Biden taps new FDIC chief after sexual harassment scandal
President Biden announced Thursday he would nominate Christy Goldsmith Romero, a member of the Commodity Futures Trading Commission (CFTC), to helm the Federal Deposit Insurance Corporation (FDIC), tapping her to replace current FDIC Chair Martin Gruenberg amid a toxic workplace controversy.
Romero has been a member of the board of the CFTC, which oversees U.S. commodity and derivatives markets, since 2022. Before working at the CFTC, she spent more than a decade at the Treasury Department and was an inspector general for the Troubled Asset Relief Program, (TARP), the hundreds of billions in bailouts given to big banks amid the financial crisis and recession of 2007-08.
As the special inspector general for TARP, Romero oversaw 406 criminal charges brought against people in the financial industry, according to a 2017 report to Congress, including 55 bankers, one trader, 68 bank borrowers and 83 “homeowner scammers.”
Biden also announced his intention to nominate CFTC Commissioner Kristin N. Johnson to be assistant Treasury secretary for financial institutions and Hawaii Insurance Commissioner Gordon I. Ito to join the Financial Stability Oversight Council. The president will also renominate SEC Commissioner Caroline Crenshaw (D).
Romero’s nomination comes less than a month after Gruenberg announced his intention to resign as FDIC chair, a remarkably fast turnaround given the typical pace of nominations. The Senate will need to confirm her nomination.
Gruenberg’s announcement followed the release of a report in April that found that sexual harassment and discrimination were common at the FDIC and that employees were frequently afraid of being retaliated against by their bosses for complaining about the culture there.
The report from law firm Cleary Gottlieb Steen & Hamilton described a “patriarchal, insular, and risk-averse culture” that allowed for misconduct to persist and go underreported for years.
That report followed a bombshell investigation by The Wall Street Journal last year that exposed much of the same misconduct in disturbing detail, providing instances of a “sexualized, boys’ club environment.”
Major international banking regulations hang in the balance as the Federal Reserve works to implement what is known as the Basel III endgame, a series of reforms responding to the 2007-08 bank and insurance failures that will require banks to keep more capital on hand.
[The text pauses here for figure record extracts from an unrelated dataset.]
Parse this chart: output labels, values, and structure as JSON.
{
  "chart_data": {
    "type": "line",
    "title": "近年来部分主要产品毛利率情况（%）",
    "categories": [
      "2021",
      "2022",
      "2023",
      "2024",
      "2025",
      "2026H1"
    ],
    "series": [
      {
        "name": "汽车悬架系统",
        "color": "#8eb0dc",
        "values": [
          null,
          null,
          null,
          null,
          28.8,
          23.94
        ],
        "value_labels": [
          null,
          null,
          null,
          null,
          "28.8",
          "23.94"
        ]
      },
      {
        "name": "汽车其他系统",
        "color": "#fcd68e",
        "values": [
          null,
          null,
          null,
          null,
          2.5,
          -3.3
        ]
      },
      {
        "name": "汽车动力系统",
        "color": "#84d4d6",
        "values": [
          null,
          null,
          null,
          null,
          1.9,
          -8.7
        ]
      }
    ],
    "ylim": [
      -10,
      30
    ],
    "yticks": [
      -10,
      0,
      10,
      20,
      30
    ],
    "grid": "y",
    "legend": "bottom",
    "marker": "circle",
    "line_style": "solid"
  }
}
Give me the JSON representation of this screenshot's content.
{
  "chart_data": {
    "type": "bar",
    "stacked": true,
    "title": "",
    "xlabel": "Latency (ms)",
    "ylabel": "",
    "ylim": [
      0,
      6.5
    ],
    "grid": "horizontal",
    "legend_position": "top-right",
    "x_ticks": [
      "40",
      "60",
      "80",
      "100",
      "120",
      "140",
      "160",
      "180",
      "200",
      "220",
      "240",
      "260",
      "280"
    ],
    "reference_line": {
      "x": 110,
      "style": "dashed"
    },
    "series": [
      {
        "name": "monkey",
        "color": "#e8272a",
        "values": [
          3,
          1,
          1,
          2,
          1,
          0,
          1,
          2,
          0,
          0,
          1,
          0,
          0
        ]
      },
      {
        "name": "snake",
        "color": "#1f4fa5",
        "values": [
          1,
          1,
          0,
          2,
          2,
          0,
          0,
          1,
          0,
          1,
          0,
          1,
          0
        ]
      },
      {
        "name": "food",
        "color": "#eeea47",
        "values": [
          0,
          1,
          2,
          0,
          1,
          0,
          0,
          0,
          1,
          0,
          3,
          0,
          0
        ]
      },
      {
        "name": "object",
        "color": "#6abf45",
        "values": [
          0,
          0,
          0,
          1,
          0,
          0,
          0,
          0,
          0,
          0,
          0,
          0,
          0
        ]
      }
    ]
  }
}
Republicans do not want the reforms to take place, and Fed regulators have considered scrapping and reproposing the regulations from the ground up.
Republicans started calling for Gruenberg’s resignation last year, with Senate Banking Committee ranking member Tim Scott (S.C.) and others telling him to step down.
In 2022, prior to the Journal’s investigation, Scott and then-Sen. Pat Toomey (R-Pa.) wrote to Gruenberg about “troubling allegations of racial discrimination and fears of retaliation at the FDIC under his previous leadership of the agency.”
Democrats also blasted the agency in the wake of the scandal, but some came to Gruenberg’s defense, arguing that the problems ran deeper than any one chairperson.
Top House Financial Services Committee Democrat Maxine Waters (Calif.) effectively accused the Cleary Gottlieb report of partisanship, arguing that it singled out Gruenberg and didn’t pay enough attention to other agency leaders.
“Unfortunately, the Cleary report diverts attention from the longstanding institutional challenges confronting the FDIC,” she said in a statement in May.
Problems with sexual harassment at the agency go back before Gruenberg’s tenure, suggesting that tolerance for bad behavior may be deeply set within the agency.
In 2020, while under the leadership of Trump-appointed FDIC Chair Jelena McWilliams, the FDIC’s inspector general issued a report warning that the regulator didn’t even have a clear definition of sexual harassment, let alone workable procedures for dealing with cases of it.
Rep. Bill Foster (Ill.) was among the first Democrats to call for Gruenberg’s resignation, saying in May that “sweeping changes must be made” to the agency to fix its toxic work environment.